Thursday, June 14, 2012

What Does the Octopus Tell us About Climate Change?

Originally posted June 12, 2012
Written by Deb Anderson
TheAge.co.au

Octopuses help us understand our world - past, present, and future - yet another reason to love these fascinating cephalopods! Check out this interesting interview with geneticist, Jan Strugnell, to learn what the octopus can tell us about the planet.


AN ANTARCTIC octopus has given scientists a clue to the risk of catastrophic sea-level rise if world temperatures keep climbing. La Trobe University geneticist Jan Strugnell and an international team analysed the genes of the Turquet's octopus, which lives in the Southern Ocean, as part of the first Census of Antarctic Marine Life (a 10-year project involving about 2700 experts from 82 nations). Dr Strugnell says scientists now have the largest sample sizes ever collected from Antarctica and this finding shows their climate concerns could be justified.

What led you to study the genes of a relatively sedentary Antarctic octopus?

We were interested in investigating patterns of connectivity around Antarctica in a marine species and we wanted to try to get a picture of what the past environment was like. We wanted to see what factors have influenced the evolution of this species and if the octopus contained genetic signatures of the past environmental conditions.

Why this creature — what makes it so special?

The Turquet's octopus is an ideal choice as it presents in large populations and is found all around the Southern Ocean. This octopus also lays relatively few, large eggs — between 22 and 60 eggs, each about 20 millimetres long — and they hatch into little octopus that live on the sea floor close to their parents, ie, they don't have a planktonic larval phase like most octopus.

And this has implications for genetic research?

This means there isn't as much genetic mixing between populations as there is in a species with a planktonic phase, so each population can develop different signatures across generations if they have been separated for a long time.

Your work must involve incredible fieldwork?

Yes.
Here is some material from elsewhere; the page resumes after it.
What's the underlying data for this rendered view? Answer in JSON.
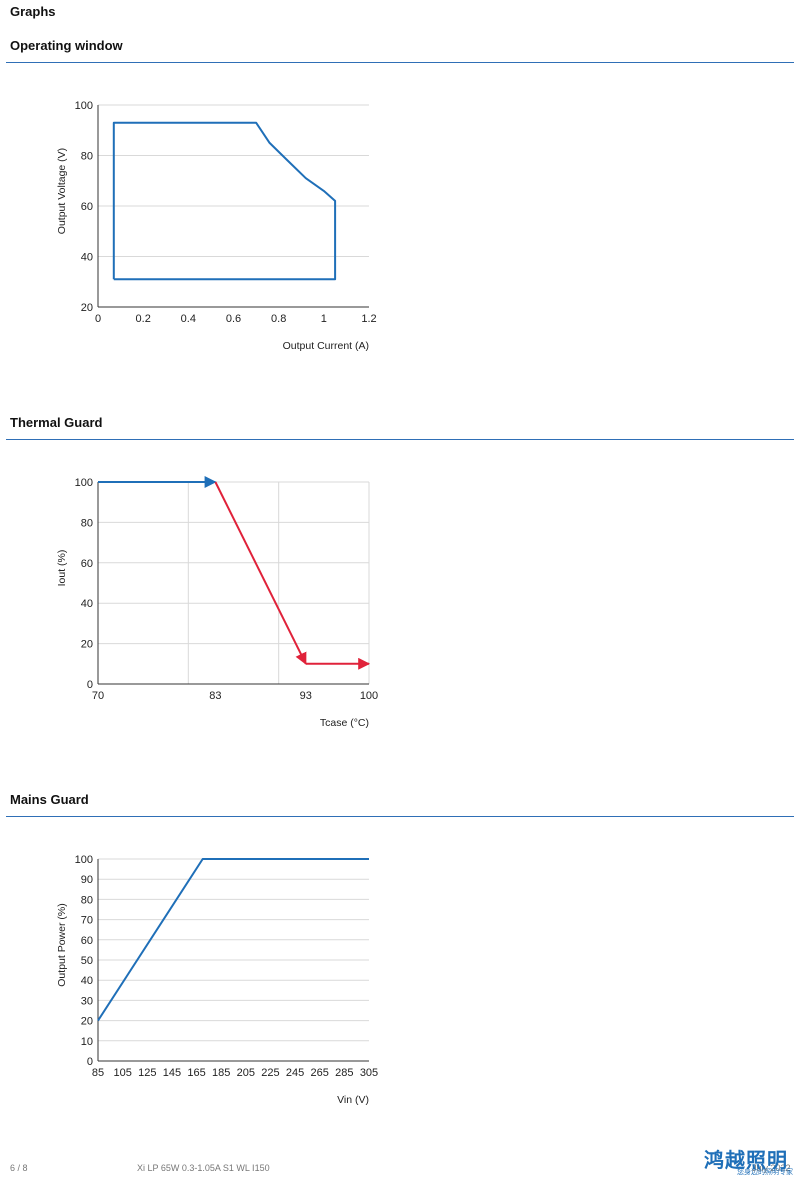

I've been lucky enough to travel to the Southern Ocean twice to catch octopus — once to locations around the Antarctic Peninsula and a second time to the Amundsen Sea [in western Antarctica]. The trips are for a few months at a time. The scenery is very beautiful and the ice is surprisingly colourful.

How on earth do you keep warm?

Life on research ships is very comfortable and warm inside. Working on the deck can get pretty cold, though — and you definitely need multiple pairs of gloves to stop your fingers freezing.

This research was part of a census?

Yes. The Census of Antarctic Marine Life and the International Polar Year really facilitated sharing samples between different countries and organisations, which made this study possible.

And this study, how did you do it?

We sampled 450 individuals of Turquet's octopus from locations all around the Southern Ocean. I genotyped 10 microsatellite loci — fast-evolving population genetic markers, and I also sequenced cytochrome oxidase I — the "barcoding gene" — from each of these octopus. We used this data to look for similarities and differences in the genetic signatures of octopus sampled from populations around the Southern Ocean.

What did you discover?

We expected we would find a marked difference between octopus populations separated by large distances. However, the genetic signatures of populations in the Ross Sea and the Weddell Sea — on opposite sides of Antarctica, separated by about 10,000 kilometres — are startlingly similar.

Can you explain the significance of that?

This is an interesting finding because it supports some climate models that suggest sometime during the last 1.1 million years there has been a collapse of the West Antarctic Ice Sheet. This would have raised the global sea level by 3.3 metres to five metres, and created a seaway across West Antarctica between the Ross and Weddell seas, potentially allowing exchange of animals between these seaways. The genetic similarity we see in octopus from the Ross and Weddell seaways supports this idea of a historic seaway.

What does this tell us about the years ahead?

This has implications for the future as some scenarios of future climate change predict such a collapse during the next two centuries, which would again open this seaway and permit genetic exchange between these regions.